By Sam King
Duck Tales #9 is another generally stand-alone issue containing two episodic stories. It is based on the new animated series reboot that is being aired on Disney Channel and Disney XD. While not creating any long-term stories thus far, it is still a fun one for general fans of the show and characters. At some point, I would like to see at least one longer arc or some more tie-ins to the actual show, but this is not that point. The series is very good for casual readers to pick up and dig into with just curiosity since it is not fully reliant on having watched every episode to date.

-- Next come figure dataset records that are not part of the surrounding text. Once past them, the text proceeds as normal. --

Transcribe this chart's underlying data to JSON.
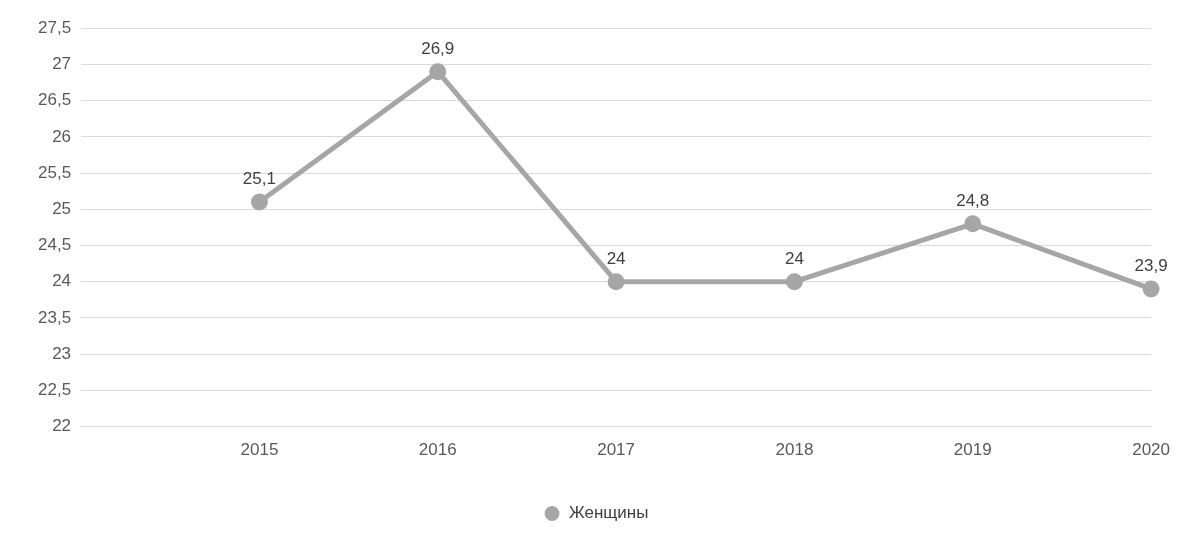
{
  "chart_data": {
    "type": "line",
    "categories": [
      null,
      "2015",
      "2016",
      "2017",
      "2018",
      "2019",
      "2020"
    ],
    "series": [
      {
        "name": "Женщины",
        "color": "#a6a6a6",
        "values": [
          null,
          25.1,
          26.9,
          24,
          24,
          24.8,
          23.9
        ],
        "value_labels": [
          null,
          "25,1",
          "26,9",
          "24",
          "24",
          "24,8",
          "23,9"
        ]
      }
    ],
    "ylim": [
      22,
      27.5
    ],
    "yticks": [
      22,
      {
        "value": 22.5,
        "label": "22,5"
      },
      23,
      {
        "value": 23.5,
        "label": "23,5"
      },
      24,
      {
        "value": 24.5,
        "label": "24,5"
      },
      25,
      {
        "value": 25.5,
        "label": "25,5"
      },
      26,
      {
        "value": 26.5,
        "label": "26,5"
      },
      27,
      {
        "value": 27.5,
        "label": "27,5"
      }
    ],
    "grid": "y",
    "legend": "bottom",
    "marker": "circle",
    "line_style": "solid"
  }
}
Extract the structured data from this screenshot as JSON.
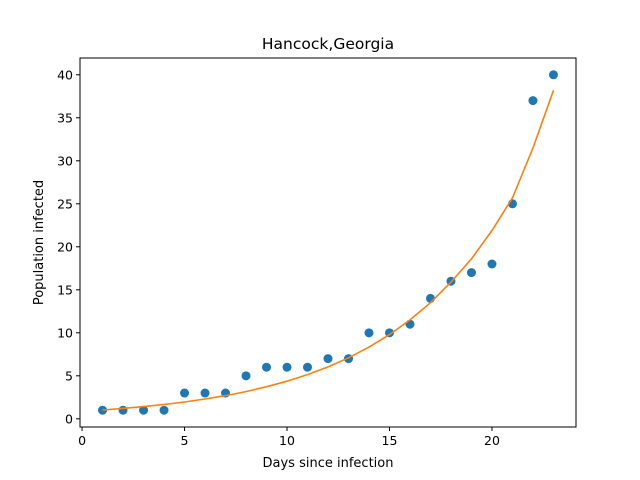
{
  "chart_data": {
    "type": "scatter",
    "title": "Hancock,Georgia",
    "xlabel": "Days since infection",
    "ylabel": "Population infected",
    "xlim": [
      -0.1,
      24.1
    ],
    "ylim": [
      -0.95,
      41.95
    ],
    "xticks": [
      0,
      5,
      10,
      15,
      20
    ],
    "yticks": [
      0,
      5,
      10,
      15,
      20,
      25,
      30,
      35,
      40
    ],
    "grid": false,
    "series": [
      {
        "kind": "scatter",
        "color": "#1f77b4",
        "x": [
          1,
          2,
          3,
          4,
          5,
          6,
          7,
          8,
          9,
          10,
          11,
          12,
          13,
          14,
          15,
          16,
          17,
          18,
          19,
          20,
          21,
          22,
          23
        ],
        "y": [
          1,
          1,
          1,
          1,
          3,
          3,
          3,
          5,
          6,
          6,
          6,
          7,
          7,
          10,
          10,
          11,
          14,
          16,
          17,
          18,
          25,
          37,
          40
        ]
      },
      {
        "kind": "line",
        "color": "#ff7f0e",
        "x": [
          1,
          2,
          3,
          4,
          5,
          6,
          7,
          8,
          9,
          10,
          11,
          12,
          13,
          14,
          15,
          16,
          17,
          18,
          19,
          20,
          21,
          22,
          23
        ],
        "y": [
          1.03,
          1.21,
          1.42,
          1.67,
          1.96,
          2.3,
          2.7,
          3.17,
          3.73,
          4.38,
          5.14,
          6.04,
          7.1,
          8.34,
          9.79,
          11.5,
          13.5,
          15.9,
          18.6,
          21.9,
          25.7,
          31.5,
          38.2
        ]
      }
    ]
  }
}
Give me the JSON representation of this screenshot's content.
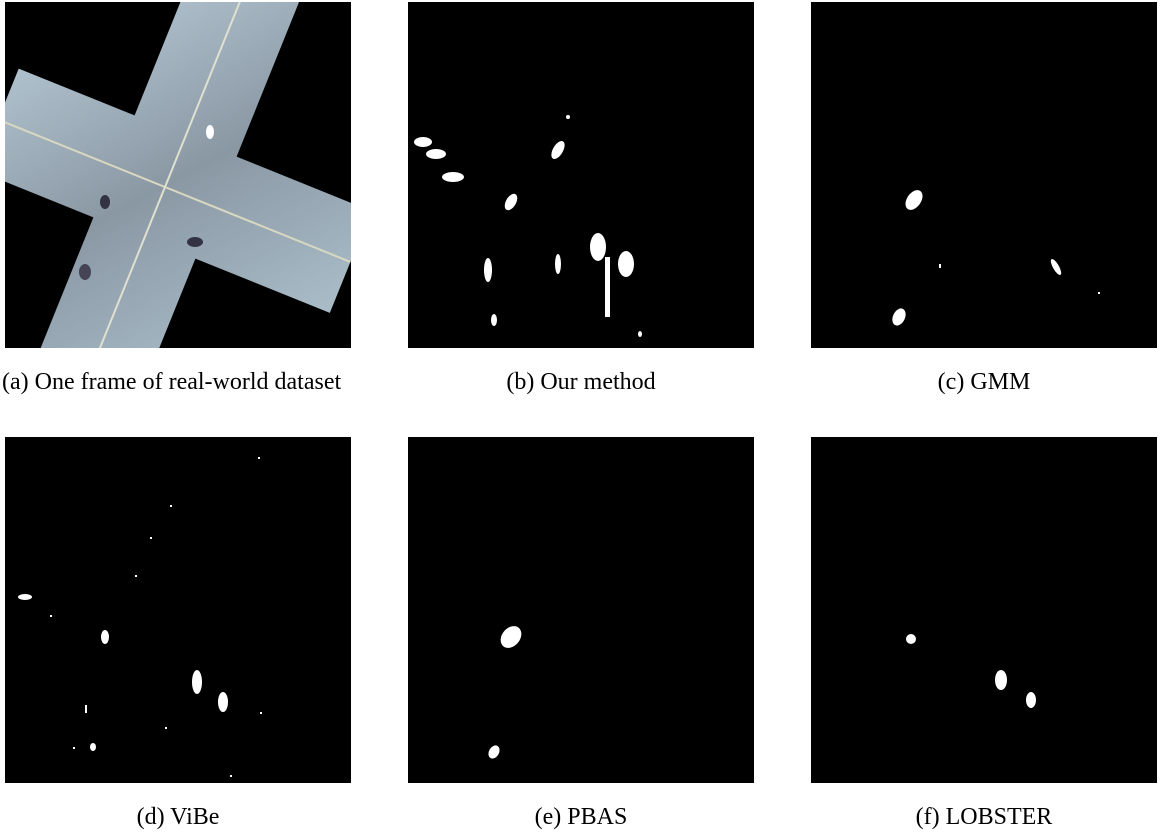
{
  "panels": [
    {
      "label": "(a)",
      "caption": "One frame of real-world dataset"
    },
    {
      "label": "(b)",
      "caption": "Our method"
    },
    {
      "label": "(c)",
      "caption": "GMM"
    },
    {
      "label": "(d)",
      "caption": "ViBe"
    },
    {
      "label": "(e)",
      "caption": "PBAS"
    },
    {
      "label": "(f)",
      "caption": "LOBSTER"
    }
  ]
}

Issue #9 has two new stories. While the first mentions a previous issue, the overall story doesn’t require knowledge of any of the former issues, just the main characters. Even then, a full knowledge of them doesn’t seem necessary since predominant characteristics of each are obvious, such as Donald’s tendency to be a worrier and Scrooge McDuck being a big-time adventurer facing the dread of aging and lessening energy. The first story highlights Scrooge’s need to feel youthful, allowing him access to a time machine that also provides the time traveler with youth. Scrooge gets to be his younger self for a bit, in a new adventure that is very short lived. The time spent in the past doesn’t last long, as Scrooge quickly realizes what the risks of being there could be. The second story pits Donald and Scrooge’s differing perspectives of family outings against one another. Scrooge thinks his family needs adventure and Donald thinks they should be playing it a lot safer, but an encounter with Ma Beagle and her Beagle Boy sons allows the two to remember some their old adventures together and semi-reconcile their differences.

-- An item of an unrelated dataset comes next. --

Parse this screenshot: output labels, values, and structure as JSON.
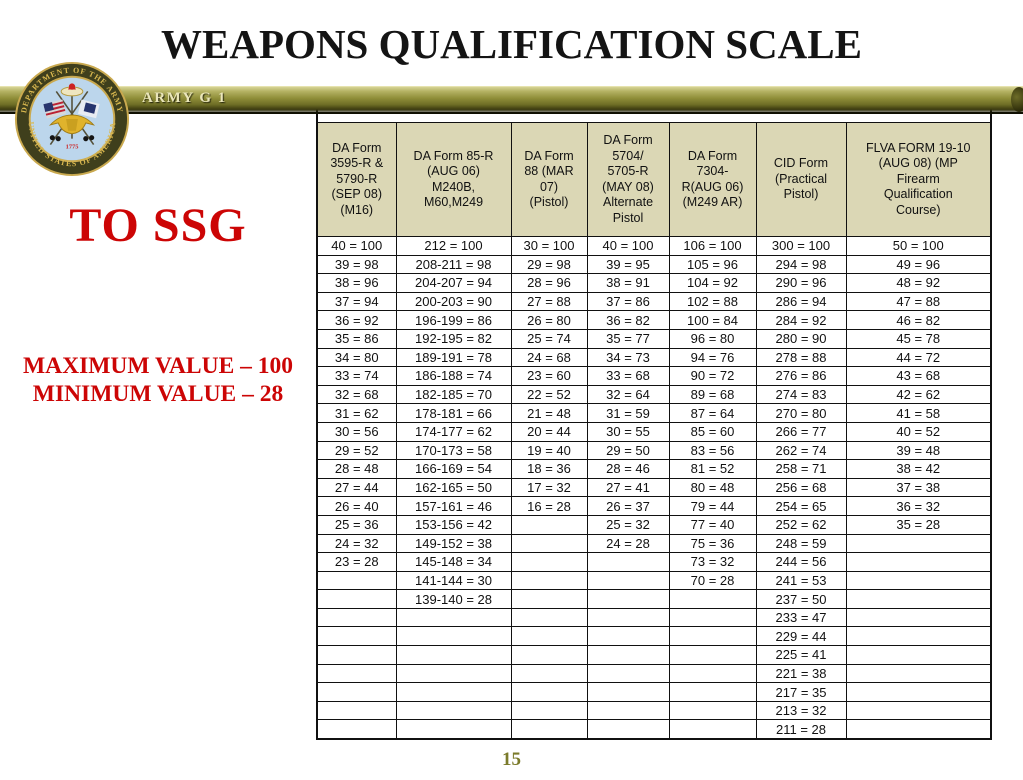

This is a lesson learned kind of issue, instead of a straight up adventure like some of the others. The first story also feels incredibly short, which is a bit of a disappointment. While learning lessons about family and yourself is great, I feel like it could’ve been done better with a more enjoyable story with a solid adventure. This felt like a glimpse of something that we will never get and it is the weakest adventure Scrooge has had to date, in my opinion, despite being such a feel-good story. This issue’s theme is family, and it is really heartwarming, but I honestly think these lessons could be imparted with a better opening story. The second one is more realized and fun, with a full arc that is satisfying. It provides adventure AND positive emotions, in a much more balanced way, like the show does. The regular cover shows a bit of the first story, but not really, as it captures a flashback adventure that is shown to start with and not the main adventure. The cover is awesome, but slightly deceiving, since it made me think that the McDucks were going to go encounter some sharks in the ocean and have an underwater quest. That was a disappointment for me and it might be the same for kids who might think they are getting something different and slightly more fun than they actually are.
The art is the same as it has been since issue #1, mirroring the animated series. While it is still good and the kids will still enjoy it, I think this is the weakest issue to date. I think this is one that will be hit or miss, depending on a person’s enjoyment of the show and story preferences. If you really like the characters and don’t mind some ebb and flow, this will be fine. If you are solely there for the adventure and expect the same high energy the show has provided, the first story will be highly lacking. If you can get passed it, or don’t mind a little change of pace from the norm (or you just like seeing Scrooge more than the kids), this one is perfectly fine. If your kids are reading it and they mainly want Huey, Dewey, Louie, and Webby adventuring, skip it.